1950年に実際に起きた金閣寺放火事件をモチーフにした作品です。
 
「 (悟りを得るために)仏に逢うては仏を殺せ」という臨済宗の言葉を引用して、腕に障害のある自分の救いのためには「(美の極致である)金閣寺を燃やさねばなぬ」という主人公溝口の考えは狂気的であり、全くの詭弁としか思えないものです。
 
そして、オペラの最後では、金閣寺を焼き払い、自らも奈落の底に落ちいてく溝口の姿は、陸上自衛隊市川駐屯地で割腹自殺を遂げた三島と重なるものがあります。
 
その事件の二年後には懇意にしていたノーベル賞作家川端康成も自死しますが、天才の心理というものは凡人には計り知れないところがあります。
 
また、三島の原作とこのオペラとでは、細部でいろいろと相違があり、三島の真意がどこまで反映されているかという問題もあるでしょう。
 
そのうえでの、あくまでも私なりの解釈ですが、精神病になりかけた人が経験する「自分が崩壊していく恐怖」というディープな感情が、主人公溝口、そして、三島自身にもあったようなかんじがします。
 
三島の自伝的小説「仮面の告白」は同性愛をテーマにしており、三島自身にもその傾向があったと推測できます。

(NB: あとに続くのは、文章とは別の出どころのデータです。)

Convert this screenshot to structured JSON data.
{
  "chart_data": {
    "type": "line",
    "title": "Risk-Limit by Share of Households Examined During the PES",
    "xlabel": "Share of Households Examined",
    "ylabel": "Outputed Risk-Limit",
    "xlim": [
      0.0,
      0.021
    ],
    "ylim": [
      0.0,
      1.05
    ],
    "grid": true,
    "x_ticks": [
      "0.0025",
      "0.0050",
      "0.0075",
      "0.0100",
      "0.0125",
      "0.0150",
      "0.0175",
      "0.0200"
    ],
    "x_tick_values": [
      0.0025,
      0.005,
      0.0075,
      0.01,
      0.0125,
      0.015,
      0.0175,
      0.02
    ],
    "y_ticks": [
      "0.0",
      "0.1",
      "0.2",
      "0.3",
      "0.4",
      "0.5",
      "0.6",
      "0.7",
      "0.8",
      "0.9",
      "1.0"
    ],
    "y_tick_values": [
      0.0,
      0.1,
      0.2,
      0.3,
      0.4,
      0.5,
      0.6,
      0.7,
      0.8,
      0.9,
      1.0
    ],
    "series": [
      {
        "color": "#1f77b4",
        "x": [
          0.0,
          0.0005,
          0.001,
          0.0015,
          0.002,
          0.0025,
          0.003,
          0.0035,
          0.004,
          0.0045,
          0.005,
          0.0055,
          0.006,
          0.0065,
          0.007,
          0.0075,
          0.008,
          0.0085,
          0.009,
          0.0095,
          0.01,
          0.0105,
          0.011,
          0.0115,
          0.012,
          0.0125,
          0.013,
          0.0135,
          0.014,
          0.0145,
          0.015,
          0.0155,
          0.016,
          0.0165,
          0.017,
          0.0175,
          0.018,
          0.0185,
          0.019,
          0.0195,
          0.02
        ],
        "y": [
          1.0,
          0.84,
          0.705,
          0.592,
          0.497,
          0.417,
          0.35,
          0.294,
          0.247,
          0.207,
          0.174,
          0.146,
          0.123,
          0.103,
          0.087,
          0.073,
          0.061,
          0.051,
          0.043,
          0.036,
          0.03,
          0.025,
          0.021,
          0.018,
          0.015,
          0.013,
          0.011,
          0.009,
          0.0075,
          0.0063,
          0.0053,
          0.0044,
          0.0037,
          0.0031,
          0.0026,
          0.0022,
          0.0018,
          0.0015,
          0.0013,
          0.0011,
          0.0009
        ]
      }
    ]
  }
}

しかし、肉体的なコンプレックスからボディビルを始め、極右的な盾の会を結成。
 
多面性をもっていた三島は自己統合に苦しんでいたと推察されます。
 
自分か崩壊して、無意識の海の中に溺れ、吸い込まれていく恐怖の中で、あがき、もがき、「金閣寺を焼かなければ」という強迫的な思い込みにとらわれていく。
 
黛敏郎作曲のオペラの音楽がまたその強迫感を煽る…
 
精神病とは、主に統合失調症を指しますが、我々もまた、日々の生活の中で一時的に精神病圏に入ることがあるものです。

 詐欺にあったりした後なんかには、なんでこんなことで騙されたのか、と後悔するようなことは一度や二度は多くの人が経験しているのではないでしょうか。

さらに、ちょっした度忘れ、勘違の類も含めて、瞬間的にそちらの世界に入ってしまうことがあるものです。
 
マインドコントロールされて犯罪を犯してしまったオウムのエリート信者たちについても、精神病圏という見方ができます。
 
この「金閣寺」、さらに輪廻転生をテーマにした「豊饒の海」にしても、その筋書きはやや荒唐無稽にも思えますが、すべての人間に共通する心の狂気と闇にフォーカスしているかんじかします。
 
そのあたりの深みが三島文学の大きな魅力であるかと思います。